Auto-hambre: ¿Quién tiene el control de su sentencia de prisión?
El anochecer cayó sobre la isla griega con un suave rasgueo: la brisa marina, salada y mentolada, suspiraba sobre la arena, la piedra y los santuarios destrozados. En los callejones del pueblo se volvieron azules con el día de la muerte, la brisa recogió los olores de la cocina: pescado frito, orégano fresco, pan blanco esponjoso, albóndigas agridulces servidas en salsa con aceitunas, diez mil pasteles pegajosos con forma de libros y nidos de pájaros - y, en todas partes, el suave attar del aceite de oliva.
Por milésima vez ese día, mi mano corrió hacia mi bolsillo, trazando los contornos de los cacahuetes y las pasas que guardaba allí en una pequeña bolsa de papel, reemplazada cada pocos días cuando los había comido, pero nunca variaba. Ellos y cuencos esporádicos de arroz fueron todo lo que comí ese verano.
Estaba viviendo el sueño: escribir un libro para una importante editorial sobre diosas en las que creía. Sin embargo, estaba obsesionado con la comida: pasar a grandes zancadas junto a algunos de los alimentos más deliciosos del mundo mientras comía lo menos posible.
Pasé la mayor parte de mis veintes sin admitir que era anoréxica. El remate: lo estaba. Al ver a los jóvenes esqueléticos de hoy que sospecho que se han hecho esto a sí mismos, recuerdo y sé: este es uno de los salarios de la baja autoestima: nos encarcelamos a nosotros mismos. ¿Qué es la inanición si no una sentencia de prisión dictada por el yo sobre sí mismo?
Cuando tenía hambre, durante mis días de maní y pasas, nunca me llamaba anoréxica, sino más bien "gorda", "asquerosa" y "fuera de control". En otras palabras, merecer válidamente confinamiento, aislamiento, duras restricciones, castigo y dolor. Creía, como la mayoría de los que se castigan a sí mismos, que no se podía confiar en mí en este gran mundo peligroso para vivir simplemente; que si lo hiciera, me portaría mal, me volvería aún más grosero, haría el ridículo, enojaría a otros, moriría o fallaría.
La fuerza mortal del autoengaño es asombrosa. ¿Qué no podemos obligarnos a hacer? Cosas que nunca exigiríamos de otro, por miedo a ser arrestados, nos exigimos alegremente.
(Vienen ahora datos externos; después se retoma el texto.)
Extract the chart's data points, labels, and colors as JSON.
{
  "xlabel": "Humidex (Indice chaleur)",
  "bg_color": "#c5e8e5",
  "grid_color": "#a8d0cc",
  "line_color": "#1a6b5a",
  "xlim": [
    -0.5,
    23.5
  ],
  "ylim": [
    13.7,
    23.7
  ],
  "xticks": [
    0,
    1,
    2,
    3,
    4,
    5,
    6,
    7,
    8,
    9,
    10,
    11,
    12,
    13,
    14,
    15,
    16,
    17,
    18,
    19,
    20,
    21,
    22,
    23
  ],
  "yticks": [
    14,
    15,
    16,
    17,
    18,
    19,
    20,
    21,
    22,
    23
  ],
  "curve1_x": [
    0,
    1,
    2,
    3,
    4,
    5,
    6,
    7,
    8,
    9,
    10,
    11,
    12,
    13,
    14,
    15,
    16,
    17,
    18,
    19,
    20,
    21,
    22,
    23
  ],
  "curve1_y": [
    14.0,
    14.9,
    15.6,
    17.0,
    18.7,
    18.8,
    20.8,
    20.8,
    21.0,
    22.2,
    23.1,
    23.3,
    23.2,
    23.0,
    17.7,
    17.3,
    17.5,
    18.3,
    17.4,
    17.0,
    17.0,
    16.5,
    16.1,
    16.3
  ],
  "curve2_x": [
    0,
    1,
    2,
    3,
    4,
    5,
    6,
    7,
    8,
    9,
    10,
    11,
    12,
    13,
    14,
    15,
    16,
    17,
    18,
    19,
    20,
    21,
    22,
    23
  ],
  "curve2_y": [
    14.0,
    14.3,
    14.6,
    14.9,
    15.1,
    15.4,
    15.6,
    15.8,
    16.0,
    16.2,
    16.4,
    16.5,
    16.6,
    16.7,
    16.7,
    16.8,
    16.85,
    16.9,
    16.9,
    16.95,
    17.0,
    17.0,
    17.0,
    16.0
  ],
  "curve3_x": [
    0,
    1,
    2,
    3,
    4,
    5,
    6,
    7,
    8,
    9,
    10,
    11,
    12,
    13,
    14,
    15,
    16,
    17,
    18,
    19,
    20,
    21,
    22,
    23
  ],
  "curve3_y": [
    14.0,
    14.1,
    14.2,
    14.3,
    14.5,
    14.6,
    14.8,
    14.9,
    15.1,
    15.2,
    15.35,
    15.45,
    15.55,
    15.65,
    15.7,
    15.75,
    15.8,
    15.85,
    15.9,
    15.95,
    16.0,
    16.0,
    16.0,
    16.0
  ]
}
En nuestras propias cárceles, nos convertimos en prisioneros perfectos: dóciles, dóciles, adecuadamente oprimidos, nuestros castigos perfectamente adaptados para infligir el mayor sufrimiento porque nuestros carceleros (que somos nosotros) nos conocen demasiado bien. Por la misma razón, nos damos cuenta de que no podemos burlarnos o escapar de nuestros carceleros porque están en nosotros, sobre nosotros. Somos nosotros, dormidos, despiertos, sabiendo exactamente cómo pensamos y cómo herimos.
En una variedad de síndrome de Estocolmo, los autoencarcelados a veces comenzamos a ver nuestras restricciones como libertad:ahorro nosotros del peligro del azar y la elección, blindaje nosotros de nuestro miedo a joder, de nuestro terror apocalíptico que nos destroza las tripas, nos quema el cerebro. Empezamos a ver nuestras prisiones autoconstruidas como actos de compasión, construidos por nuestro propio bien.
Creyendo esto, perdemos toda motivación para liberarnos. Las celdas de las cárceles que hemos hecho de nuestros cuerpos se sienten seguras. Esta es una de las coyunturas más peligrosas en el viaje del autodesprecio. Paseando por aquellas gloriosas islas bañadas por el sol, sacando cacahuetes y pasas de mi bolsillo (oye, al menos no eran cigarrillos), no me sentía como un prisionero lastimero y encadenado, sino como un campeón, un vencedor que había dominado con orgullo todas las tentaciones. En aquellos templos de Atenea y Diana, me creía casi igual, salvaje y valiente.
Esta fue la fuerza de mi engaño. Y si pudiera alcanzar a través del tiempo para liberarme, servirme humildes cuencos de sopa de guisantes y moussaka y café griego azucarado, por simple que suene ahora, pero por imposible que pueda parecerme a los veintitantos, lo haría.
Me gustaría.
Este artículo es cortesía de Spirituality and Health.